Diddy, meet Lil’ Dee Dee.
The hip-hop impresario knows her as Tiffany, one of the singers struggling to become a star on his create-a-girl-group MTV reality show, “Making the Band 3.”
“My name is Tiffany, and I’m 21,” the young woman said on the series premiere, introducing herself to the Beyonce wanna bes who would share a trendy New York City loft and a life of limos, clubs and show biz. “I like singing and having fun. I’m from Virginia, Virginia Beach.”
Trouble is, she’s not any of those things. Well, except for the part about singing.
She is Dav’rielle Smith, a Chesapeake resident who has performed for years at local fairs and festivals as “Lil’ Dee Dee” And she is “Lil’,” or at least a lot littler than the rest of Diddy’s pretties.
Dav’rielle is a sophomore at Western Branch High School. She is 15.
Dav’rie lle – pronounced Dah-vree-el – skipped school to crash auditions at an Oceanfront nightspot. She used a cousin’s fake ID to get around the 18-and-older age limit, which forced her to adopt cousin Tiffany’s name.
When she aced the audition, she mustered up a whole lot of moxie for a six-week whirl in Diddy’s world.
“I felt like I was just in a movie, playing a part,” Dav’rielle said Wednesday at her family’s modest Chesapeake town house. “I just wanted to get in front of Diddy, to show him what I can do, to prove to him that age is just a number.
Diddy is no stranger to
re-invention. Born Sean Combs, he has called himself Puffy Combs, Puff Daddy, P. Diddy and now just plain Diddy.
“I wasn’t using my own name or my own age,” Dav’rielle said, “but everything else was all me. The voice, the dancing – that was all Dav’rielle.”
Although the show premiered Oct. 6 and is now running weekly, Dav’rielle’s charade is over.
Here’s how the un-real world of reality television works: Dav’rielle and her housemates lived for about six weeks in the loft, working daily with Diddy’s crew on singing, dancing and that looking-good-for-video thing. Diddy cut women from the cast at random, ending up with a girl group he could turn into hitmakers.
So, will Lil’ Dee Dee be fronting Diddy’s girl group?

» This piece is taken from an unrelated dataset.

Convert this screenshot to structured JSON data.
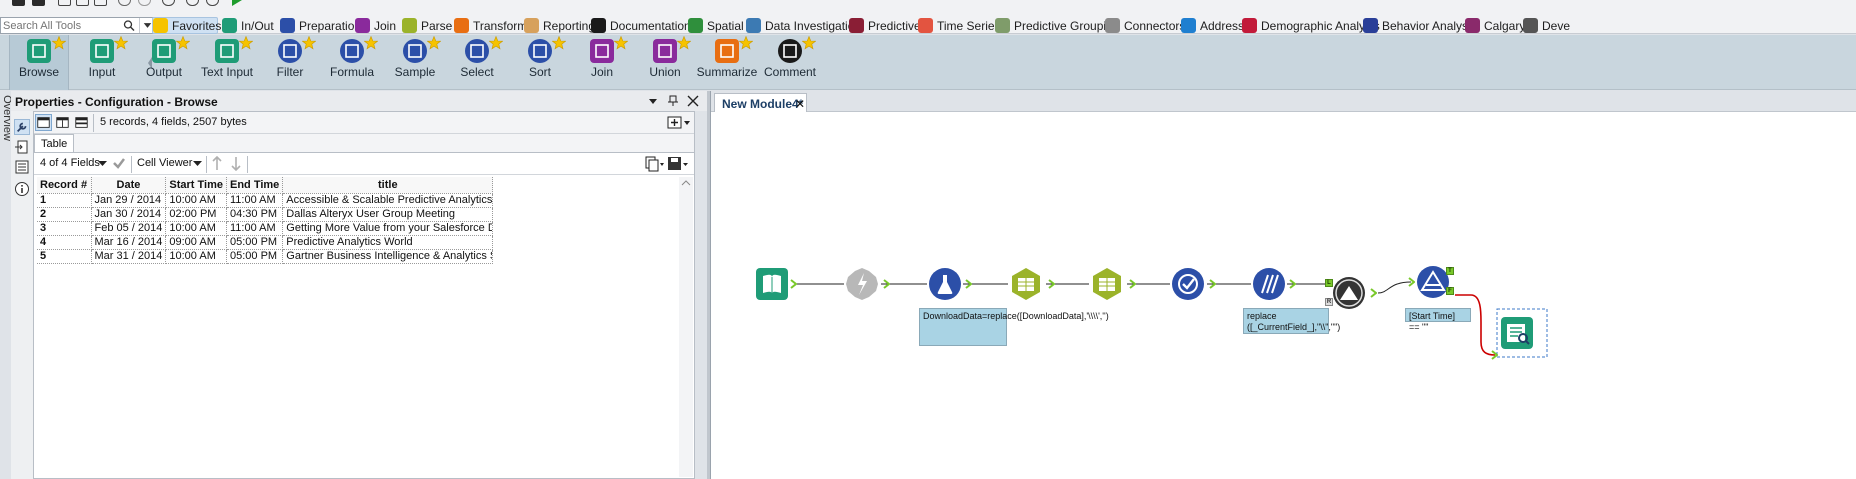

“I really can’t discuss that,” Dav’rielle demurred. “I’m not allowed to say what happens on the show. Why would people want to come home at 10 o’clock on Thursdays and tune in if they already knew what was going to happen?”
The next question: What were her parents thinking, letting a 15-year-old fake her way into living with 17 grown women in New York’s Soho?
“Sure, I was nervous,” said her mother, Glenda Smith, who works a 12-hour shift as a nurse at a retirement home. “But she’s my oldest, she has a good, responsible head on her shoulders.”
More important, Glenda Smith said, her husband’s family lives in the city. “She visited them every day. She was there with them anytime she wasn’t working or sleeping.”
Curled up on the couch beside her mother, Dav’rielle looks far from the poised young lady of the first “Band” episode. She’s wearing jeans rolled up to her knees, multicolored sneakers with rainbow laces and green plastic sunglasses. “It was Geek Day at school,” she said.
“She’s a little kid,” said her mother. “What you see, that’s who she is. She’s not one for the high heels and the stomach poking out of her shirt.”
Her age actually gave her an advantage.
“A lot of the women, they’d be going out clubbing,” Dav’rielle said.
“I’m not old enough to do that, for real, so I’d stay home and work on the music. The next day, they’d all be hung over and holding their heads, and they’d say, 'Tiffany, you sing.’ And I’d blown them all away.
“I was always on top of my game.”
On the show’s premiere, Diddy said that 10,000 women auditioned in eight cities around the country. When the crew came to the Virginia Beach Oceanfront on May 25, about 800 women showed up to audition.
Out of that talent pool, 38 were flown to New York to audition for Diddy himself.
He cut the field to 18, plus three women from the last season of “Making the Band 3 ,” to live in the loft and compete for a spot in the group.
Frankly, the teen’s parents never thought “Tiffany” would go so far. Glenda and her husband, Nate – they have three other children, all boys, Dajon, 2; Natequane, 4; and Dominique, 12 – figured she’d audition and that would be the end of it.
“She kept saying, 'I know I can do it. I know I can do it,’” Glenda Smith said. “I finally said, 'Go for it.’ I didn’t want her to look back, when she got older and say, 'Oh, if my mother would have supported me, maybe I would have made it.’ My mom worked two and three jobs, and she would have wanted better for me, too.”